Otherwise there would be no paperback copy as each successive book woud be twice the size of the previous...
As the prophet Isaiah put it, all flesh is as grass — the flower fades and the grass withers. But he also had this advice, which we can all take to heart: "Come now, and let us reason together."

Does this mean he's going to come online and join the debate?

Other Comments by Nails

8. Comment #56244 by willbonds on July 14, 2007 at 3:29 pm

The theists argument proceeds with militant terminology; it's only fitting that the vocal theists apply that to us. Are we not their *enemy*?

Other Comments by willbonds

9. Comment #56254 by robzrob on July 14, 2007 at 4:19 pm

Again and again these critics do it: state things which they say authors have said, felt, might have felt, thought, seem to be saying, seem to imply, etc, etc and not specifically referring to them. Why don't they refer? Because the things they say are not there!

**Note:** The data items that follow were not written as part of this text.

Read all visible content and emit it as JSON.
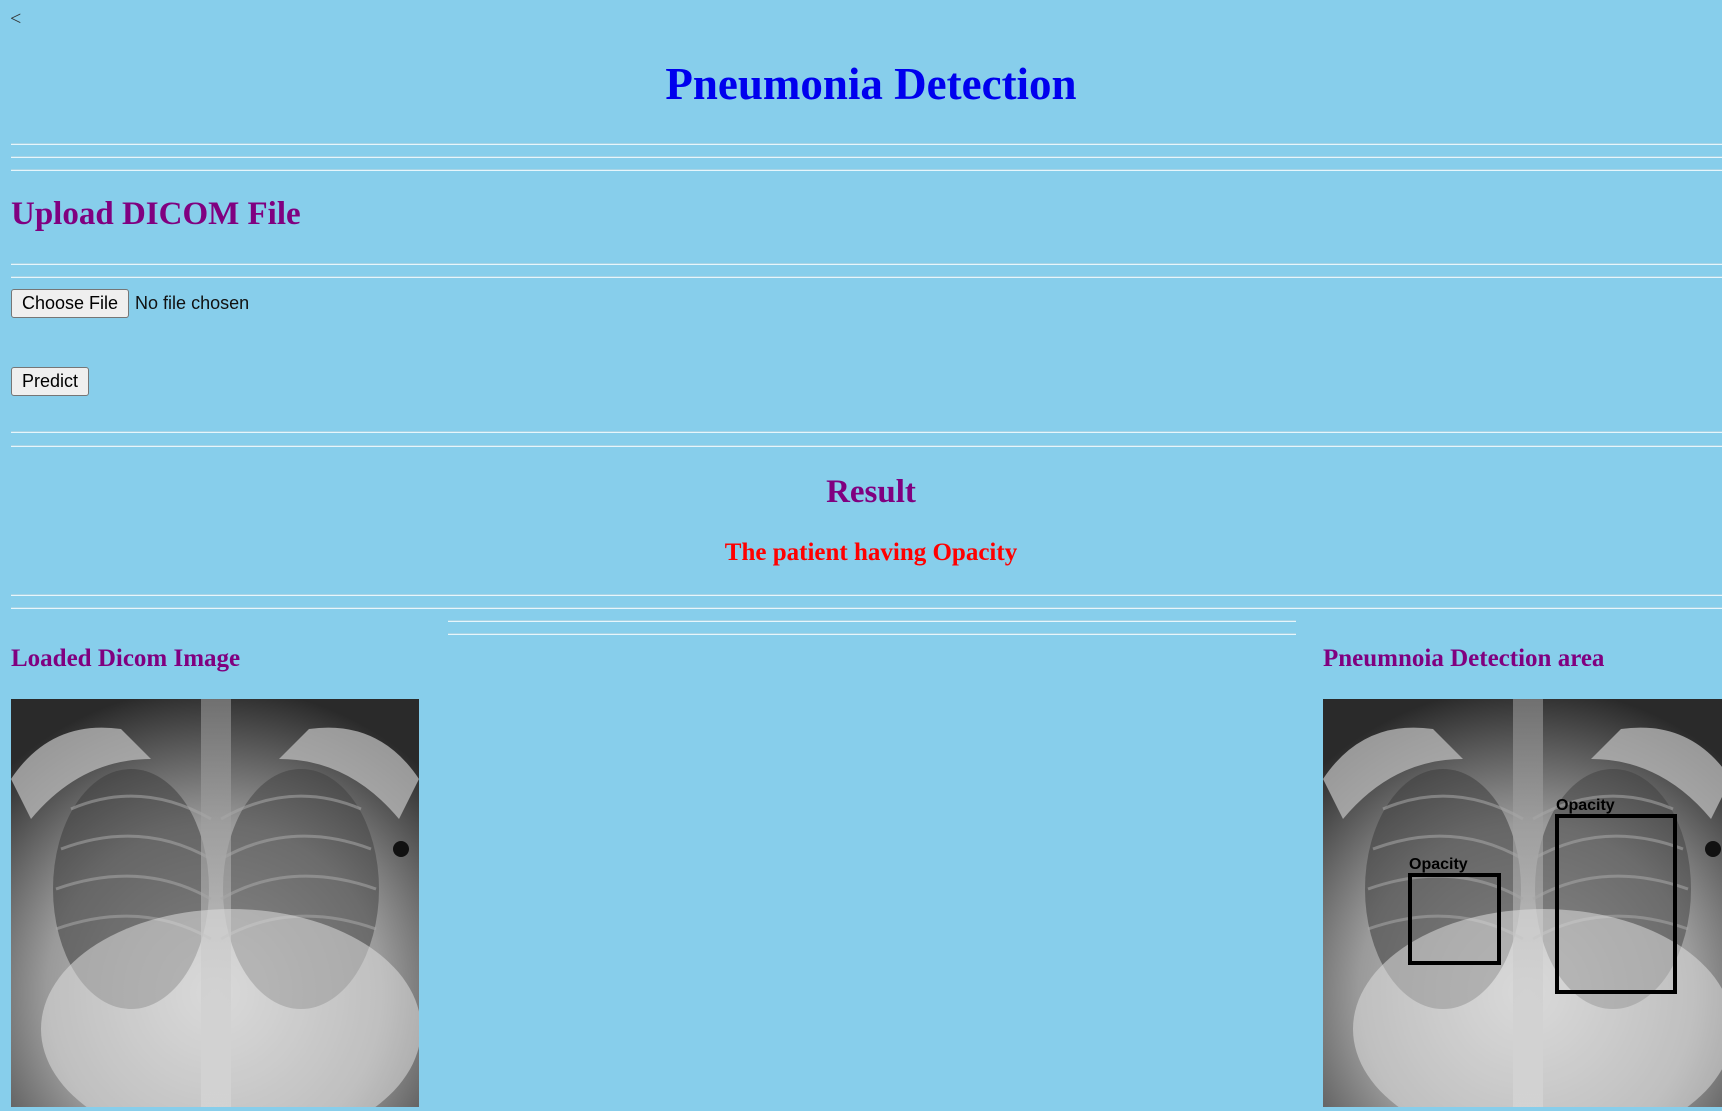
{
  "nav": {
    "back_label": "<"
  },
  "header": {
    "title": "Pneumonia Detection"
  },
  "upload": {
    "heading": "Upload DICOM File",
    "choose_label": "Choose File",
    "file_status": "No file chosen",
    "predict_label": "Predict"
  },
  "result": {
    "heading": "Result",
    "text": "The patient having Opacity"
  },
  "panels": {
    "loaded": {
      "caption": "Loaded Dicom Image"
    },
    "detection": {
      "caption": "Pneumnoia Detection area",
      "boxes": [
        {
          "label": "Opacity"
        },
        {
          "label": "Opacity"
        }
      ]
    }
  },
  "colors": {
    "background": "#87ceeb",
    "title": "#0000ee",
    "heading": "#800080",
    "result": "#ff0000"
  }
}
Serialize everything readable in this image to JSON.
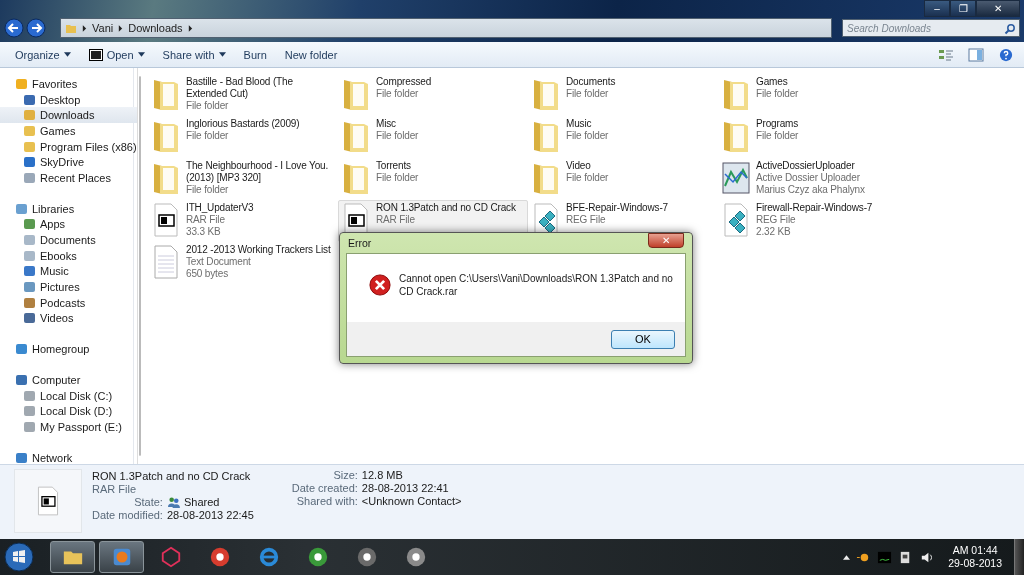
{
  "window": {
    "controls": [
      "–",
      "❐",
      "✕"
    ]
  },
  "address_bar": {
    "path": [
      "Vani",
      "Downloads"
    ]
  },
  "search": {
    "placeholder": "Search Downloads"
  },
  "toolbar": [
    {
      "label": "Organize",
      "kind": "menu"
    },
    {
      "label": "Open",
      "kind": "open"
    },
    {
      "label": "Share with",
      "kind": "menu"
    },
    {
      "label": "Burn",
      "kind": "plain"
    },
    {
      "label": "New folder",
      "kind": "plain"
    }
  ],
  "sidebar": [
    {
      "label": "Favorites",
      "kind": "star",
      "children": [
        {
          "label": "Desktop",
          "kind": "desktop",
          "selected": false
        },
        {
          "label": "Downloads",
          "kind": "downloads",
          "selected": true
        },
        {
          "label": "Games",
          "kind": "folder",
          "selected": false
        },
        {
          "label": "Program Files (x86)",
          "kind": "folder",
          "selected": false
        },
        {
          "label": "SkyDrive",
          "kind": "cloud",
          "selected": false
        },
        {
          "label": "Recent Places",
          "kind": "recent",
          "selected": false
        }
      ]
    },
    {
      "label": "Libraries",
      "kind": "library",
      "children": [
        {
          "label": "Apps",
          "kind": "apps",
          "selected": false
        },
        {
          "label": "Documents",
          "kind": "document",
          "selected": false
        },
        {
          "label": "Ebooks",
          "kind": "document",
          "selected": false
        },
        {
          "label": "Music",
          "kind": "music",
          "selected": false
        },
        {
          "label": "Pictures",
          "kind": "pictures",
          "selected": false
        },
        {
          "label": "Podcasts",
          "kind": "podcast",
          "selected": false
        },
        {
          "label": "Videos",
          "kind": "videos",
          "selected": false
        }
      ]
    },
    {
      "label": "Homegroup",
      "kind": "homegroup"
    },
    {
      "label": "Computer",
      "kind": "computer",
      "children": [
        {
          "label": "Local Disk (C:)",
          "kind": "disk",
          "selected": false
        },
        {
          "label": "Local Disk (D:)",
          "kind": "disk",
          "selected": false
        },
        {
          "label": "My Passport (E:)",
          "kind": "disk",
          "selected": false
        }
      ]
    },
    {
      "label": "Network",
      "kind": "network"
    }
  ],
  "files": [
    {
      "name": "Bastille - Bad Blood (The Extended Cut)",
      "lines": [
        "File folder"
      ],
      "kind": "folder",
      "selected": false
    },
    {
      "name": "Compressed",
      "lines": [
        "File folder"
      ],
      "kind": "folder",
      "selected": false
    },
    {
      "name": "Documents",
      "lines": [
        "File folder"
      ],
      "kind": "folder",
      "selected": false
    },
    {
      "name": "Games",
      "lines": [
        "File folder"
      ],
      "kind": "folder",
      "selected": false
    },
    {
      "name": "Inglorious Bastards (2009)",
      "lines": [
        "File folder"
      ],
      "kind": "folder",
      "selected": false
    },
    {
      "name": "Misc",
      "lines": [
        "File folder"
      ],
      "kind": "folder",
      "selected": false
    },
    {
      "name": "Music",
      "lines": [
        "File folder"
      ],
      "kind": "folder",
      "selected": false
    },
    {
      "name": "Programs",
      "lines": [
        "File folder"
      ],
      "kind": "folder",
      "selected": false
    },
    {
      "name": "The Neighbourhood - I Love You. (2013) [MP3 320]",
      "lines": [
        "File folder"
      ],
      "kind": "folder",
      "selected": false
    },
    {
      "name": "Torrents",
      "lines": [
        "File folder"
      ],
      "kind": "folder",
      "selected": false
    },
    {
      "name": "Video",
      "lines": [
        "File folder"
      ],
      "kind": "folder",
      "selected": false
    },
    {
      "name": "ActiveDossierUploader",
      "lines": [
        "Active Dossier Uploader",
        "Marius Czyz aka Phalynx"
      ],
      "kind": "app",
      "selected": false
    },
    {
      "name": "ITH_UpdaterV3",
      "lines": [
        "RAR File",
        "33.3 KB"
      ],
      "kind": "rar",
      "selected": false
    },
    {
      "name": "RON 1.3Patch and no CD Crack",
      "lines": [
        "RAR File"
      ],
      "kind": "rar",
      "selected": true
    },
    {
      "name": "BFE-Repair-Windows-7",
      "lines": [
        "REG File"
      ],
      "kind": "reg",
      "selected": false
    },
    {
      "name": "Firewall-Repair-Windows-7",
      "lines": [
        "REG File",
        "2.32 KB"
      ],
      "kind": "reg",
      "selected": false
    },
    {
      "name": "2012 -2013 Working Trackers List",
      "lines": [
        "Text Document",
        "650 bytes"
      ],
      "kind": "text",
      "selected": false
    }
  ],
  "dialog": {
    "title": "Error",
    "close": "✕",
    "message": "Cannot open C:\\Users\\Vani\\Downloads\\RON 1.3Patch and no CD Crack.rar",
    "button": "OK"
  },
  "details": {
    "name": "RON 1.3Patch and no CD Crack",
    "type": "RAR File",
    "left": [
      {
        "label": "State:",
        "value": "Shared",
        "kind": "shared"
      },
      {
        "label": "Date modified:",
        "value": "28-08-2013 22:45",
        "kind": "plain"
      }
    ],
    "right": [
      {
        "label": "Size:",
        "value": "12.8 MB"
      },
      {
        "label": "Date created:",
        "value": "28-08-2013 22:41"
      },
      {
        "label": "Shared with:",
        "value": "<Unknown Contact>"
      }
    ]
  },
  "taskbar": {
    "apps": [
      {
        "kind": "explorer",
        "running": true
      },
      {
        "kind": "player",
        "running": true
      },
      {
        "kind": "zune",
        "running": false
      },
      {
        "kind": "chrome",
        "running": false
      },
      {
        "kind": "ie",
        "running": false
      },
      {
        "kind": "utorrent",
        "running": false
      },
      {
        "kind": "steam",
        "running": false
      },
      {
        "kind": "wot",
        "running": false
      }
    ],
    "clock": {
      "time": "AM 01:44",
      "date": "29-08-2013"
    }
  }
}
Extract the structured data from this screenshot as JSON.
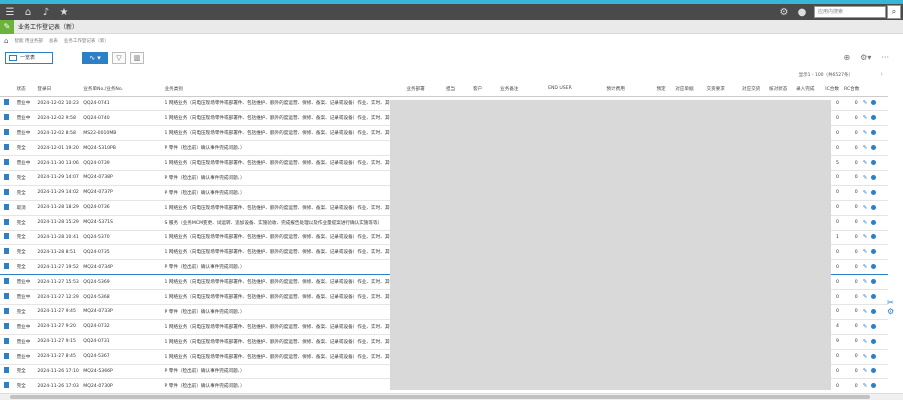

Barny Zwartz? More like Barney Rubble.

Other Comments by robzrob

10. Comment #56258 by Stryker on July 14, 2007 at 4:25 pm

Zwartz does touch on a point that I agree with, which is the almost irrational disdain that Dawkins places directly on 'religion'. Personally, I think religion is simply a bi-product, a tip-of-the-iceberg, for underlying sociological and psychological issues. Religion is a cultural element that supports tribalism - it helps to define 'us' and 'them' (Shia's & Sunnis don't try to convert each other - they just want to kill each other for long-standing feuds like Hatfields & McCoys). In addition, we all realize that people use religion as a psychological crutch (guidebook to their lives, tell me what's right & wrong so I don't have to figure it out myself, etc) but even if I could wave a magic wand and make everyone stop believing in the supernatural, the vacuum would quickly fill with something else (like patriotism/nationalism). Perhaps Dawkins hopes to work his way down the iceberg - starting with religion - but I think that if we can address these more fundamental issues that modern religions would dissipate just like their forerunners but w/o some new religion/ideologies taking their place. Dawkins will never convert a true-believer with his arguments - it just serves to draw battle lines. This needs to be addressed more indirectly.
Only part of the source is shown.